The electronic properties and interactions of matter at an atomic level in biological environments is very much unknown. Yet the detailed understanding of these systems is crucial to the successful development of many new technologies that have direct impact on biosystems. These include medical implants, delivery systems such as those required for radiopharmaceuticals, bio-sensors and chips for diagnostics, biomimetic materials such as the construction of artificial skin and organs, and novel photosynthetic devices. Vacuum ultraviolet spectroscopy (VUV) is able to probe the valence and low-lying core states of many elements in the periodic table. The interaction of such states ultimately controls the complex interactions and properties observed in biological systems.

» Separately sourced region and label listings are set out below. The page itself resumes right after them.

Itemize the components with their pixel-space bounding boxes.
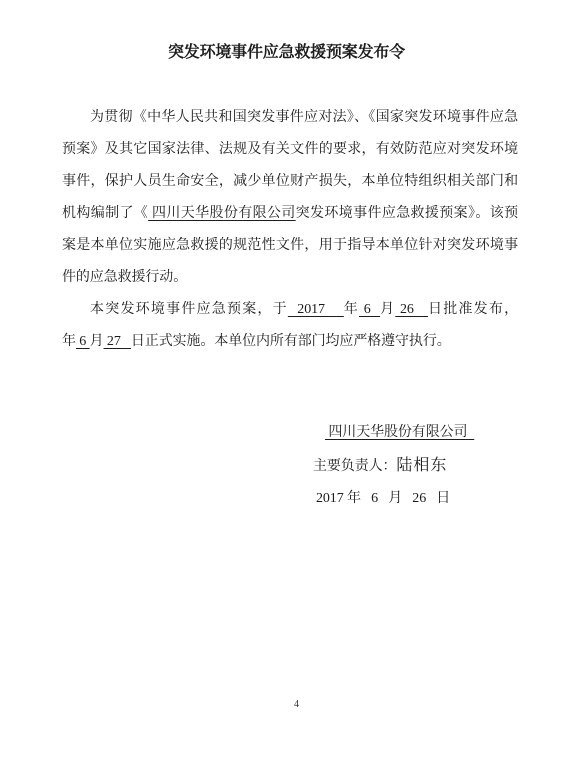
signature-block: 四川天华股份有限公司 主要负责人：陆相东 2017 年 6 月 26 日 bbox=[313, 416, 573, 515]
document-title: 突发环境事件应急救援预案发布令 bbox=[0, 38, 573, 68]
signature-principal-name: 陆相东 bbox=[396, 457, 447, 474]
page-number: 4 bbox=[0, 699, 573, 710]
text-segment: 预案》及其它国家法律、法规及有关文件的要求，有效防范应对突发环境 bbox=[62, 142, 518, 157]
body-line: 事件，保护人员生命安全，减少单位财产损失，本单位特组织相关部门和 bbox=[62, 166, 518, 198]
signature-principal-line: 主要负责人：陆相东 bbox=[313, 449, 573, 482]
body-line: 本突发环境事件应急预案，于 2017 年 6 月 26 日批准发布， bbox=[62, 294, 518, 326]
body-line: 为贯彻《中华人民共和国突发事件应对法》、《国家突发环境事件应急 bbox=[62, 102, 518, 134]
underlined-text: 6 bbox=[76, 334, 90, 349]
text-segment: 本突发环境事件应急预案，于 bbox=[90, 302, 288, 317]
text-segment: 事件，保护人员生命安全，减少单位财产损失，本单位特组织相关部门和 bbox=[62, 174, 518, 189]
text-segment: 案是本单位实施应急救援的规范性文件，用于指导本单位针对突发环境事 bbox=[62, 238, 518, 253]
underlined-text: 26 bbox=[395, 302, 428, 317]
signature-company-line: 四川天华股份有限公司 bbox=[313, 416, 573, 449]
underlined-text: 6 bbox=[359, 302, 380, 317]
text-segment: 日批准发布， bbox=[428, 302, 518, 317]
text-segment: 机构编制了《 bbox=[62, 206, 148, 221]
text-segment: 月 bbox=[380, 302, 395, 317]
text-segment: 件的应急救援行动。 bbox=[62, 270, 187, 285]
signature-date: 2017 年 6 月 26 日 bbox=[316, 482, 573, 515]
text-segment: 突发环境事件应急救援预案》。该预 bbox=[296, 206, 518, 221]
underlined-text: 2017 bbox=[288, 302, 344, 317]
document-page: 突发环境事件应急救援预案发布令 为贯彻《中华人民共和国突发事件应对法》、《国家突… bbox=[0, 0, 573, 758]
text-segment: 日正式实施。本单位内所有部门均应严格遵守执行。 bbox=[131, 334, 451, 349]
text-segment: 年 bbox=[344, 302, 359, 317]
body-line: 案是本单位实施应急救援的规范性文件，用于指导本单位针对突发环境事 bbox=[62, 230, 518, 262]
underlined-text: 27 bbox=[104, 334, 131, 349]
text-segment: 为贯彻《中华人民共和国突发事件应对法》、《国家突发环境事件应急 bbox=[90, 110, 518, 125]
body-line: 件的应急救援行动。 bbox=[62, 262, 518, 294]
text-segment: 月 bbox=[90, 334, 104, 349]
underlined-text: 四川天华股份有限公司 bbox=[148, 206, 295, 221]
text-segment: 年 bbox=[62, 334, 76, 349]
body-line: 年 6 月 27 日正式实施。本单位内所有部门均应严格遵守执行。 bbox=[62, 326, 518, 358]
signature-principal-label: 主要负责人： bbox=[313, 459, 396, 474]
body-line: 预案》及其它国家法律、法规及有关文件的要求，有效防范应对突发环境 bbox=[62, 134, 518, 166]
body-line: 机构编制了《 四川天华股份有限公司突发环境事件应急救援预案》。该预 bbox=[62, 198, 518, 230]
signature-company: 四川天华股份有限公司 bbox=[325, 425, 474, 440]
document-body: 为贯彻《中华人民共和国突发事件应对法》、《国家突发环境事件应急预案》及其它国家法… bbox=[62, 102, 518, 358]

The high flux and small spot size produced by VUV synchrotron light sources will allow for many ground-breaking expeiments and studies to be performed on biosystems from a sub-angstrom to micron scale. Studies will initially focus on more traditional, but still poorly understood, systems such as the electronic properties of amino acids on various surfaces. A significant new direction would be the in situ study of liquid-solid interfaces and sandwiches. As most biosystems are made of several functioning parts, small spot microscopy on objects as tiny as only a few nanometre to as large as a few micron in size would be of tremendous impotrance in order to determine accurately the electronic state of each component part of the system.

Surface science, which is supported by soft x-ray, vacuum ultraviolet and vibrational spectroscopy techniques, has recently been increasing in prominence in the biomedical area, based on the fact that many biological reactions occur at surfaces. Any fundamental understanding of the biocompatibility of a medical device must take into account the properties of proteins and cells at interfaces, and the characteristics of local biological reactions. Principles worked out in surface science laboratories are likely to become the basis for ways of improving the function and durability of materials featured in a wide range of medical products.

As an example, the hemocompatibility of synthetic surfaces can be improved by various biologically active substances, of which heparin is perhaps the most promising. To immobilize heparin onto biomaterial surfaces, its physicochemical properties are modified by incorporation of a specific binding agent onto the heparin molecules. The resulting modified-heparin coating material has a high affinity for a variety of synthetic surfaces, and retains all biological properties of the unmodified heparin. This offers the prospect, for example, of heparin-coated bypass circuits for use in open-heart surgery.